Build an API endpoint#

TL;DR — Mandu has two API patterns: a filling chain for quick endpoints and a contract + handler pair for type-safe APIs. Both live at app/api/<route>/route.ts. Pick filling for prototypes, contract for anything you'll commit to.

Why#

In Next.js / Express the same job costs 30 lines — zod schema, CSRF check, rate limit, try/catch, status code branching, type assertions. Every change has to be hand-synced. When an agent says "add auth", it has to guess where each piece lives.

In Mandu, the route file is chain-shaped so an agent can extend it (.use(withCsrf()), .guard(...), another .post(...)) without rewriting the body. For shapes you care about, contracts derive types and OpenAPI from a single declaration.

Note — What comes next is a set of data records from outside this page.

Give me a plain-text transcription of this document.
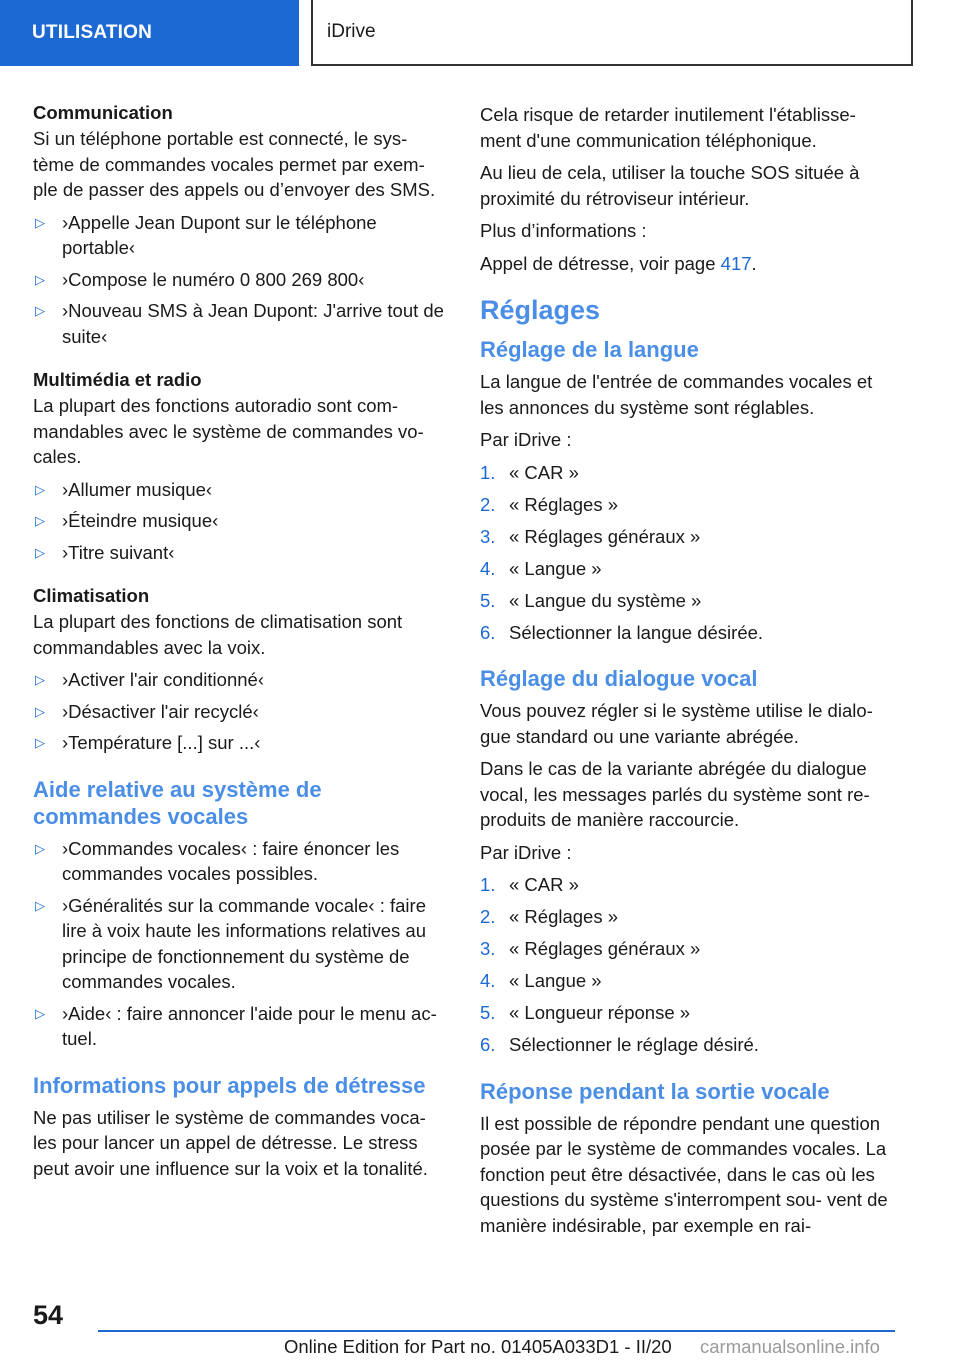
UTILISATION	iDrive
Communication

Si un téléphone portable est connecté, le sys- tème de commandes vocales permet par exem- ple de passer des appels ou d’envoyer des SMS.

▷ ›Appelle Jean Dupont sur le téléphone portable‹
▷ ›Compose le numéro 0 800 269 800‹
▷ ›Nouveau SMS à Jean Dupont: J'arrive tout de suite‹
Multimédia et radio

La plupart des fonctions autoradio sont com- mandables avec le système de commandes vo- cales.

▷ ›Allumer musique‹
▷ ›Éteindre musique‹
▷ ›Titre suivant‹
Climatisation

La plupart des fonctions de climatisation sont commandables avec la voix.

▷ ›Activer l'air conditionné‹
▷ ›Désactiver l'air recyclé‹
▷ ›Température [...] sur ...‹
Aide relative au système de commandes vocales
▷ ›Commandes vocales‹ : faire énoncer les commandes vocales possibles.
▷ ›Généralités sur la commande vocale‹ : faire lire à voix haute les informations relatives au principe de fonctionnement du système de commandes vocales.
▷ ›Aide‹ : faire annoncer l'aide pour le menu ac- tuel.
Informations pour appels de détresse

Ne pas utiliser le système de commandes voca- les pour lancer un appel de détresse. Le stress peut avoir une influence sur la voix et la tonalité.

Cela risque de retarder inutilement l'établisse- ment d'une communication téléphonique.

Au lieu de cela, utiliser la touche SOS située à proximité du rétroviseur intérieur.

Plus d’informations :

Appel de détresse, voir page 417.

Réglages
Réglage de la langue

La langue de l'entrée de commandes vocales et les annonces du système sont réglables.

Par iDrive :

1. « CAR »
2. « Réglages »
3. « Réglages généraux »
4. « Langue »
5. « Langue du système »
6. Sélectionner la langue désirée.
Réglage du dialogue vocal

Vous pouvez régler si le système utilise le dialo- gue standard ou une variante abrégée.

Dans le cas de la variante abrégée du dialogue vocal, les messages parlés du système sont re- produits de manière raccourcie.

Par iDrive :

1. « CAR »
2. « Réglages »
3. « Réglages généraux »
4. « Langue »
5. « Longueur réponse »
6. Sélectionner le réglage désiré.
Réponse pendant la sortie vocale

Il est possible de répondre pendant une question posée par le système de commandes vocales. La fonction peut être désactivée, dans le cas où les questions du système s'interrompent sou- vent de manière indésirable, par exemple en rai-

54
Online Edition for Part no. 01405A033D1 - II/20 carmanualsonline.info
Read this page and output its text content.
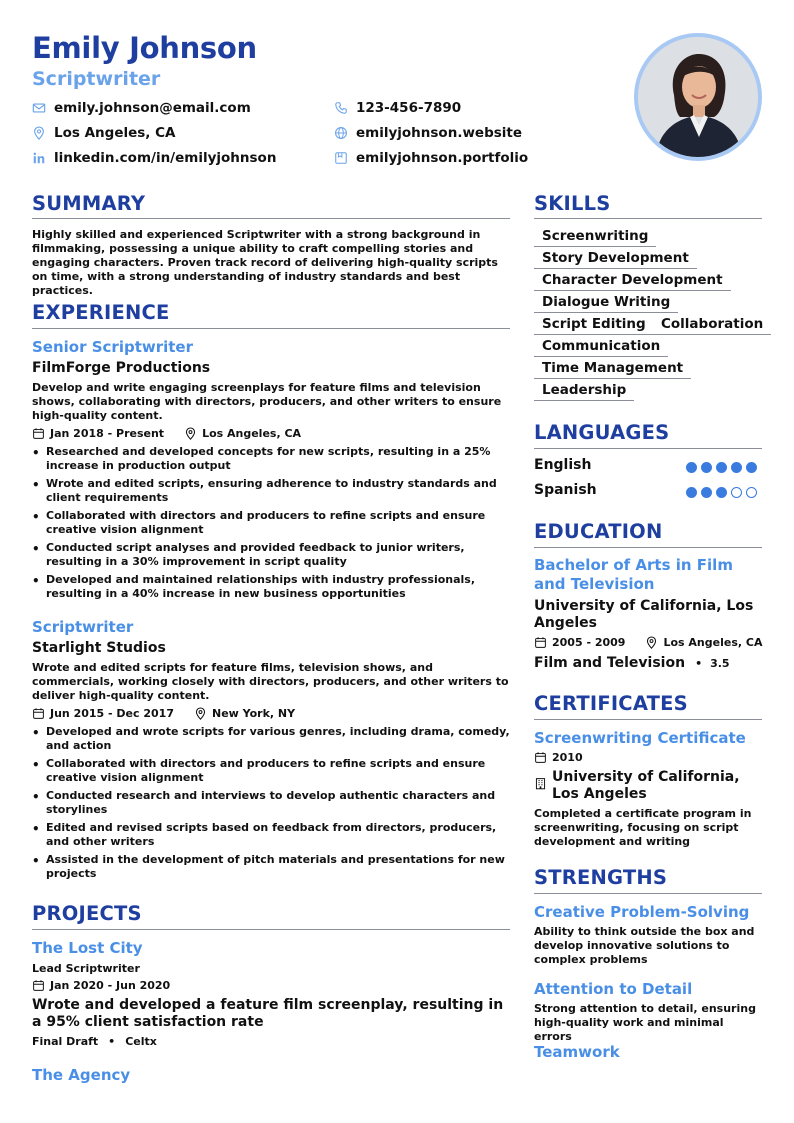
Emily Johnson
Scriptwriter
emily.johnson@email.com	123-456-7890
Los Angeles, CA	emilyjohnson.website
linkedin.com/in/emilyjohnson	emilyjohnson.portfolio
SUMMARY
Highly skilled and experienced Scriptwriter with a strong background in filmmaking, possessing a unique ability to craft compelling stories and engaging characters. Proven track record of delivering high-quality scripts on time, with a strong understanding of industry standards and best practices.
EXPERIENCE
Senior Scriptwriter
FilmForge Productions
Develop and write engaging screenplays for feature films and television shows, collaborating with directors, producers, and other writers to ensure high-quality content.
Jan 2018 - Present	Los Angeles, CA
• Researched and developed concepts for new scripts, resulting in a 25% increase in production output
• Wrote and edited scripts, ensuring adherence to industry standards and client requirements
• Collaborated with directors and producers to refine scripts and ensure creative vision alignment
• Conducted script analyses and provided feedback to junior writers, resulting in a 30% improvement in script quality
• Developed and maintained relationships with industry professionals, resulting in a 40% increase in new business opportunities
Scriptwriter
Starlight Studios
Wrote and edited scripts for feature films, television shows, and commercials, working closely with directors, producers, and other writers to deliver high-quality content.
Jun 2015 - Dec 2017	New York, NY
• Developed and wrote scripts for various genres, including drama, comedy, and action
• Collaborated with directors and producers to refine scripts and ensure creative vision alignment
• Conducted research and interviews to develop authentic characters and storylines
• Edited and revised scripts based on feedback from directors, producers, and other writers
• Assisted in the development of pitch materials and presentations for new projects
PROJECTS
The Lost City
Lead Scriptwriter
Jan 2020 - Jun 2020
Wrote and developed a feature film screenplay, resulting in a 95% client satisfaction rate
Final Draft • Celtx
The Agency
SKILLS
Screenwriting
Story Development
Character Development
Dialogue Writing
Script Editing	Collaboration
Communication
Time Management
Leadership
LANGUAGES
English
Spanish
EDUCATION
Bachelor of Arts in Film and Television
University of California, Los Angeles
2005 - 2009	Los Angeles, CA
Film and Television • 3.5
CERTIFICATES
Screenwriting Certificate
2010
University of California, Los Angeles
Completed a certificate program in screenwriting, focusing on script development and writing
STRENGTHS
Creative Problem-Solving
Ability to think outside the box and develop innovative solutions to complex problems
Attention to Detail
Strong attention to detail, ensuring high-quality work and minimal errors
Teamwork
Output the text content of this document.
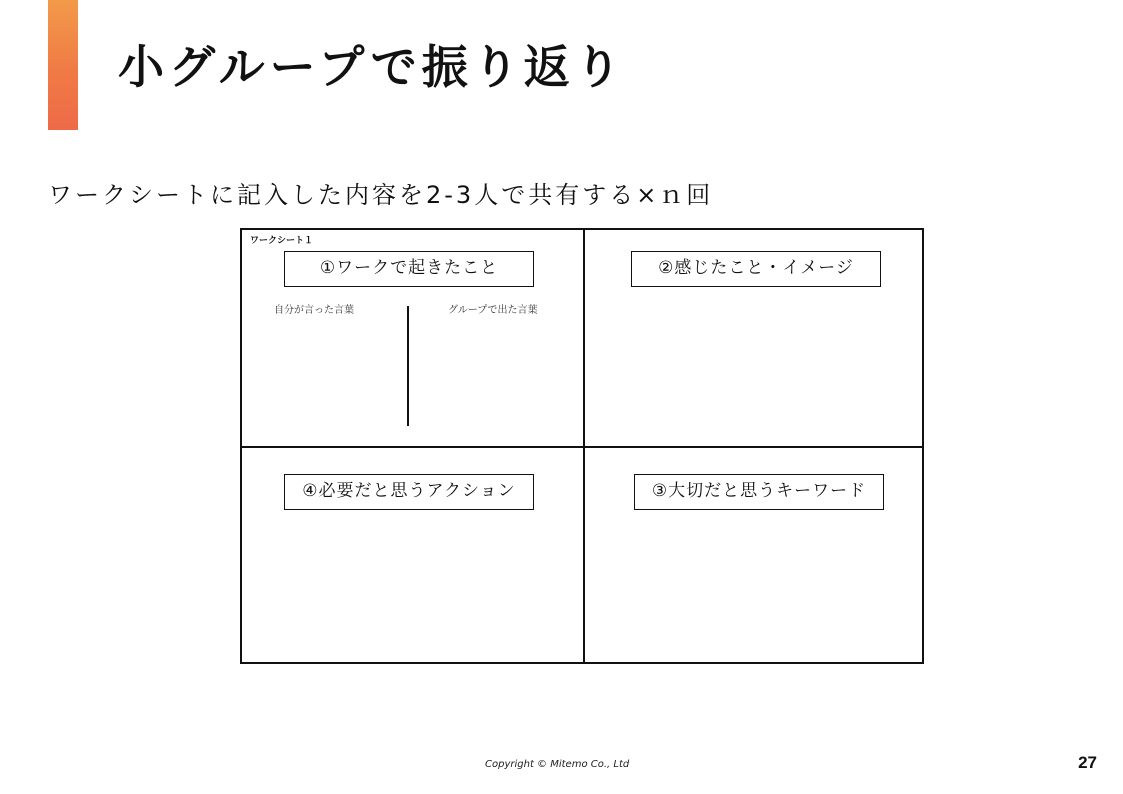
小グループで振り返り
ワークシートに記入した内容を2-3人で共有する×ｎ回
ワークシート１
①ワークで起きたこと
自分が言った言葉	グループで出た言葉
②感じたこと・イメージ
④必要だと思うアクション	③大切だと思うキーワード
Copyright © Mitemo Co., Ltd	27
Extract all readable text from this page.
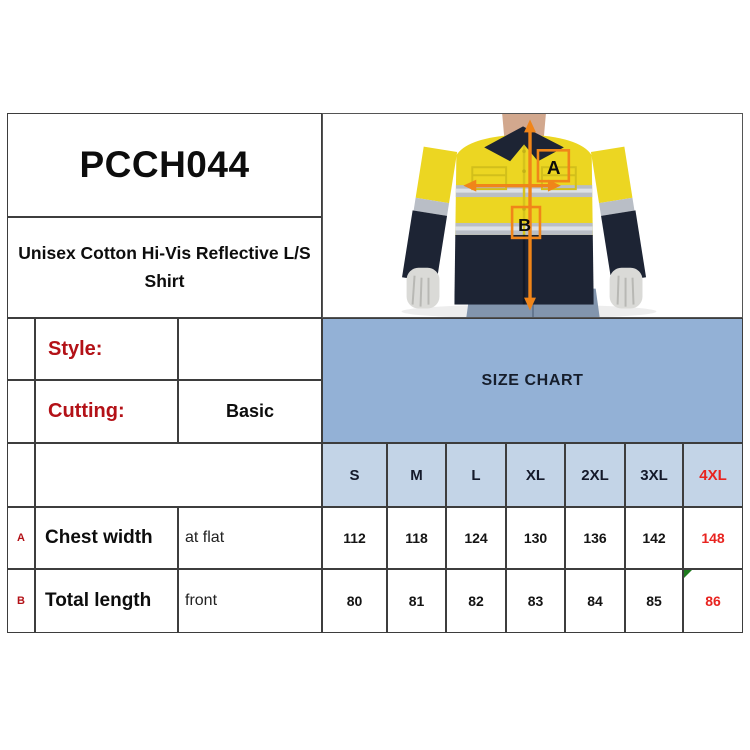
PCCH044
Unisex Cotton Hi-Vis Reflective L/S
Shirt
A
B
Style:
Cutting:	Basic
SIZE CHART
S	M	L	XL	2XL	3XL	4XL
A	Chest width	at flat	112	118	124	130	136	142	148
B	Total length	front	80	81	82	83	84	85	86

Pattern A · Filling chain (quick)#

// app/api/users/route.ts
import { Mandu } from "@mandujs/core";
import { db } from "@/server/db";

export default Mandu.filling()
  .guard((ctx) => {
    if (!ctx.get("user")) return ctx.unauthorized("Login required");
  })
  .get(async (ctx) => {
    const users = await db.users.findMany();
    return ctx.ok({ data: users });
  })
  .post(async (ctx) => {
    const body = await ctx.body<{ name: string }>();
    const user = await db.users.create({ data: body });
    return ctx.created({ data: user });
  });

Chain elements:

• .use(middleware) — runs first, e.g. .use(withSession()), .use(withCsrf())
• .guard(fn) — early return short-circuits the chain (return ctx.unauthorized(...), ctx.forbidden(...))
• .get(fn) / .post(fn) / .put(fn) / .patch(fn) / .delete(fn) — HTTP method handlers
• response helpers: ctx.ok(), ctx.created(), ctx.unauthorized(), ctx.redirect(url, 302)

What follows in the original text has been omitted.